You seem to act like I'm arguing to keep trace_printk.h in kernel.h
after I came up with an alternate solution. Let me add back the
question you asked to the very first line of my reply that you went off
on:

> On Sat, 20 Jun 2026 15:39:25 -0700
> Linus Torvalds <torvalds@linux-foundation.org> wrote:
> 
> > Feel free to try to come up with such a patch.
> > 
> > But honestly, before you do, what is the *advantage* of such a thing?  
> 
> For debugging it is really useful.

You seem to think that comment was about why to keep trace_printk.h in
kernel.h and bother everyone that doesn't use it. No, you asked me what
the advantage of having the Makefile solution was, and that was my answer.

-- Steve


^ permalink raw reply	[flat|nested] 25+ messages in thread

* Re: [GIT PULL] tracing: Updates for 7.2
  2026-06-21  0:18             ` Linus Torvalds
  2026-06-21  6:34               ` Steven Rostedt
@ 2026-06-21  7:10               ` Steven Rostedt
  1 sibling, 0 replies; 25+ messages in thread
From: Steven Rostedt @ 2026-06-21  7:10 UTC (permalink / raw)
  To: Linus Torvalds
  Cc: Yury Norov, LKML, Masami Hiramatsu, Mathieu Desnoyers, Ao Sun,
	David Carlier, Karl Mehltretter, Martin Kaiser, Pengpeng Hou,
	Qian-Yu Lin, Rik van Riel, Rosen Penev, Shuvam Pandey,
	Vineeth Pillai, Yash Suthar, Yu Peng, Sebastian Andrzej Siewior,
	Thomas Gleixner, Peter Zijlstra

On Sat, 20 Jun 2026 17:18:26 -0700
Linus Torvalds <torvalds@linux-foundation.org> wrote:

> But I personally think that debugging should be done by looking at and
> understanding the code.
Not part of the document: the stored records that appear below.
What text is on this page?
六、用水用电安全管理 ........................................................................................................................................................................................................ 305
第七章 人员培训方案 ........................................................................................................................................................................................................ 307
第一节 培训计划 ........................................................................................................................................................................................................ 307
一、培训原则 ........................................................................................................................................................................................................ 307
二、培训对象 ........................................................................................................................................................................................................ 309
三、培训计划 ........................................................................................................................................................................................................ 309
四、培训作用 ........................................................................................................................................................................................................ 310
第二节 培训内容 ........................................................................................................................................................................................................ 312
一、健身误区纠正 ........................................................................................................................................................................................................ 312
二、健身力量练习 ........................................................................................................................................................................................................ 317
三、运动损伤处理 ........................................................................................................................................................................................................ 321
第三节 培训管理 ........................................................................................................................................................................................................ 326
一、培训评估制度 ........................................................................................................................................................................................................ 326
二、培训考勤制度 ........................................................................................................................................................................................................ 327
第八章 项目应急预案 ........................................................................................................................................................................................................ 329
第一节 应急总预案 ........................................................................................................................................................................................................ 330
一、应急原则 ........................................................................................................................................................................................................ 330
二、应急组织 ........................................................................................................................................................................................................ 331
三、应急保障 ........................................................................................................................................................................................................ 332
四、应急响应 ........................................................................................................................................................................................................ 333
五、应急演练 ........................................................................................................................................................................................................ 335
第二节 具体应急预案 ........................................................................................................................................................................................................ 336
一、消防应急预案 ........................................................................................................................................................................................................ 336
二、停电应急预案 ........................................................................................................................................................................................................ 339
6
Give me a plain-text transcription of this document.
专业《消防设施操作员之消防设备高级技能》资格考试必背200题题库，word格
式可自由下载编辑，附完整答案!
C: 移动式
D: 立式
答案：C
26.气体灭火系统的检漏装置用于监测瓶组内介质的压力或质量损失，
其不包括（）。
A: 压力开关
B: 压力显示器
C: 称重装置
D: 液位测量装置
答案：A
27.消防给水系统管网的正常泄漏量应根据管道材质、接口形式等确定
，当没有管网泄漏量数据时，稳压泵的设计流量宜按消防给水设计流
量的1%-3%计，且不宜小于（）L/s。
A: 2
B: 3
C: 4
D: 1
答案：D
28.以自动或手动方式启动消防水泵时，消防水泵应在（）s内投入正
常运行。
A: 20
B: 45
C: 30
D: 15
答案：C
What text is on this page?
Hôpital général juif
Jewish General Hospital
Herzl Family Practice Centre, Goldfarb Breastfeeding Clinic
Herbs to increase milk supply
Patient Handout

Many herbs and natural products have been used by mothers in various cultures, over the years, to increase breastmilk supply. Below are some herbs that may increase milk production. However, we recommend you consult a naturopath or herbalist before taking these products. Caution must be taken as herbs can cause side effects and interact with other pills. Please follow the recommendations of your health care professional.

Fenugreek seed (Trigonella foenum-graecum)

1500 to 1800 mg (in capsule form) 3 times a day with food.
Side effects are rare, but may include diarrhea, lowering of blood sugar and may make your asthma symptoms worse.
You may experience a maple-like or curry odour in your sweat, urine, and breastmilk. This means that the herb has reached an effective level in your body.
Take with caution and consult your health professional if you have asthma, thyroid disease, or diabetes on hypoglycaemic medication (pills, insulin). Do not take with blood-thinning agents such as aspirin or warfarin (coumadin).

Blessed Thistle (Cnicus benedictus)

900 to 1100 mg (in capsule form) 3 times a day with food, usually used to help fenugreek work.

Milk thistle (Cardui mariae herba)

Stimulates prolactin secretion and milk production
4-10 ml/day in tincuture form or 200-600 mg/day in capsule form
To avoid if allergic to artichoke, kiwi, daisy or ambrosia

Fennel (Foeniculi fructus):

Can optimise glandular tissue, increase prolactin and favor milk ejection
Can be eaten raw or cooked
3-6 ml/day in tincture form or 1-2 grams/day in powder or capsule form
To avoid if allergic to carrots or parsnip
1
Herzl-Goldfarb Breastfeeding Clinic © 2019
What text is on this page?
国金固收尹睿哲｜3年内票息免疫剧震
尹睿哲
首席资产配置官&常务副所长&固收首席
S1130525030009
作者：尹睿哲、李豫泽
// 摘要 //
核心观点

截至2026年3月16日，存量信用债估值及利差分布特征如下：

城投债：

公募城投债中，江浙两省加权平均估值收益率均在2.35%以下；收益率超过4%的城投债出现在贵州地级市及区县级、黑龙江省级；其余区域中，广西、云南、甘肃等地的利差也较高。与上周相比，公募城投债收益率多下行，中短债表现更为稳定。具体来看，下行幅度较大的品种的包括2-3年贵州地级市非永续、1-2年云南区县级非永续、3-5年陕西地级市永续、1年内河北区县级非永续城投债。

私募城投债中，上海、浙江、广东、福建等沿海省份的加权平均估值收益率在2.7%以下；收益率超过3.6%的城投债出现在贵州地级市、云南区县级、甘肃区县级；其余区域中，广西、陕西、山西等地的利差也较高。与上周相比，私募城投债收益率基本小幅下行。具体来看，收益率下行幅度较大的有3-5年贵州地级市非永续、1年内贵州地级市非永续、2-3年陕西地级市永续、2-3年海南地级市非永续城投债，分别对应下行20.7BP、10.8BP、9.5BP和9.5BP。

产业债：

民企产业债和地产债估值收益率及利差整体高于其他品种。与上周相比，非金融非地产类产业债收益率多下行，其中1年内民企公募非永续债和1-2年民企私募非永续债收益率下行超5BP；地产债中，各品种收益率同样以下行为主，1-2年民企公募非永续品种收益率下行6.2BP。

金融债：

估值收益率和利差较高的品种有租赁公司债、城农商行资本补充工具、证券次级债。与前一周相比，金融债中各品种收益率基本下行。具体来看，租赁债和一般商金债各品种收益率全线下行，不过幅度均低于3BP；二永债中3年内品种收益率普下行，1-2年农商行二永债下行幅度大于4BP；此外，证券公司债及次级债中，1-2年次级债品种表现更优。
To me, "debugging using printk's" - fancy
> printk's or not - is a failure mode, and soemthing you should be
> quietly ashamed of, instead of using it as some kind of argument for
> making everybody elses kernel worse.

One last note on this. I don't think I ever used "debugging using
printk's" for a design bug. It's always ended up being something like an
off by one issue. That is, looking at the code can easily miss it.

-- Steve

^ permalink raw reply	[flat|nested] 25+ messages in thread

end of thread, other threads:[~2026-06-21  7:10 UTC | newest]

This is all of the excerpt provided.